Writhe is one of the latest entries in this resurgence, but does it have what it takes to set itself apart?
Crawling in the Shadows
Writhe’s premise is about as simple as they come. In an alternate ’70s Thailand, mutant bugs are terrorizing Bangkok. As an Exterminator, your goal is to survive against the hordes as long as possible, taking as many grubs down with you as you can before you inevitably die.
It’s a no-frills set-up that acts as one of the game’s strengths. After choosing one of Writhe’s three maps, you’re thrown into the action immediately. Your twin weapons, an assault rifle and a shotgun, have unlimited ammo and feel satisfying to shoot. When accompanied by the game’s thumping electronic soundtrack, it immediately puts you in the right mood. The enemies are relentless and force you to keep moving, while new varieties are gradually added to the mix. There are also power-ups to be found to potentially turn the tide in your favor.
The game’s old-school approach to shooting is a definite plus, as is its aesthetic. The colorful yet pixelated graphics feel like a callback to the Quake era of shooters that is definitely welcome. Even if you opt for the game’s “performance” mode that sacrifices fidelity in favor of a consistent 60 FPS framerate – which I highly recommend doing – it remains pleasant to look at.
Writhe in Pain
Unfortunately, as much as Writhe endeared itself to me immediately, it makes a few big mistakes. While difficulty is a hallmark of this particular kind of score attack shooter, this game crosses the line from challenging to punishing. The relentless enemy horde is nearly impossible to consistently manage, as nearly any attempt made to thin the wave chasing you results in getting sidewinded by other creatures you couldn’t see.
This is made all the worse by the fact that two of the game’s three maps are simply far too narrow and restrictive for this type of experience. There’s very little room to maneuver and funnel the creatures successfully, and it’s immediately frustrating. A motion tracker or some other method of keeping track of the enemies would have helped tremendously.
It also doesn’t help that one of the cornerstones of this kind of game – movement and aiming – feels sluggish. Your character feels like they’re wading through waist-deep water much of the time, and even when set to High, the aiming sensitivity feels far too slow. It contributes to the problem I mentioned earlier about not being able to keep track of what you’re fighting in a noticeable way.
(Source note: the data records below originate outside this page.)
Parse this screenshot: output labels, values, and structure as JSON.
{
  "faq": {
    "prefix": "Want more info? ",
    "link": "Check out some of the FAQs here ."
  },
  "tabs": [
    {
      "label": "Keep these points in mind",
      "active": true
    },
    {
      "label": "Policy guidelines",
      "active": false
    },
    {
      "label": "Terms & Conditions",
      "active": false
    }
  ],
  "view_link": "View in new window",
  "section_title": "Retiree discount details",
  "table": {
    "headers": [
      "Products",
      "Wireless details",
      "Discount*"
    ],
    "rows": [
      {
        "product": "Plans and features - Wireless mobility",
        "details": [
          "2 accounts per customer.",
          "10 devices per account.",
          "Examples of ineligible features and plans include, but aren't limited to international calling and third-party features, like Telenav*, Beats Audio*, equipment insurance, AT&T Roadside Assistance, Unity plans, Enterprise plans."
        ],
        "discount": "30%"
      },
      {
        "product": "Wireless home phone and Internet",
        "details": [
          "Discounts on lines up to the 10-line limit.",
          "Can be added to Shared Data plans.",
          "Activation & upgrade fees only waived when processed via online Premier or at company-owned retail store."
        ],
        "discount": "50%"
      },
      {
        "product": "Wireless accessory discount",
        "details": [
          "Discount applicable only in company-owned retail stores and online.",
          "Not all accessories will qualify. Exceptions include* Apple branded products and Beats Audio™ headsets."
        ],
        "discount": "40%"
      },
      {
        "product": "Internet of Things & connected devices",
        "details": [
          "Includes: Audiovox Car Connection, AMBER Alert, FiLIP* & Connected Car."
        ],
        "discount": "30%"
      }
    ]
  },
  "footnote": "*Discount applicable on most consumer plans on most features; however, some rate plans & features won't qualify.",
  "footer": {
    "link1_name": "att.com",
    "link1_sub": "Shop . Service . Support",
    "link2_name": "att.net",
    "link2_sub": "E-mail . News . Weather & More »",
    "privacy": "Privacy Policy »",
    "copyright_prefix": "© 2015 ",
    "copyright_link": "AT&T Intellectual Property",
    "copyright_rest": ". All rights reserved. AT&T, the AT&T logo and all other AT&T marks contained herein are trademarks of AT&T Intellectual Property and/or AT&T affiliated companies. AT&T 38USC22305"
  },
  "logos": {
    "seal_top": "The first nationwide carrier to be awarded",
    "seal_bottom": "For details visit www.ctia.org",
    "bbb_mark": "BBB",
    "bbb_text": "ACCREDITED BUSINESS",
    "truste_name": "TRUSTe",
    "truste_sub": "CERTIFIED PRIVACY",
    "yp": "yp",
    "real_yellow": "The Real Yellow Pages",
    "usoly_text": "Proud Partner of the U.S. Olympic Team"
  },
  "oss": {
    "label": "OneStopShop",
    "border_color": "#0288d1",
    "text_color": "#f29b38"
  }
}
Also, as a personal quibble, why is aiming sensitivity a toggleable setting and not a slider?
Another Bug Hunt
If I’m being harsh on Writhe, it’s because it’s so close to being good. The game’s heart is in the right place, but between the frustrating difficulty, restrictive level design, and general lack of options, it never reaches the heights of retro throwbacks like Devil Daggers or Dusk. Heck, I’d even say to just reinstall Doom instead.
Writhe is available via the Nintendo Game Store.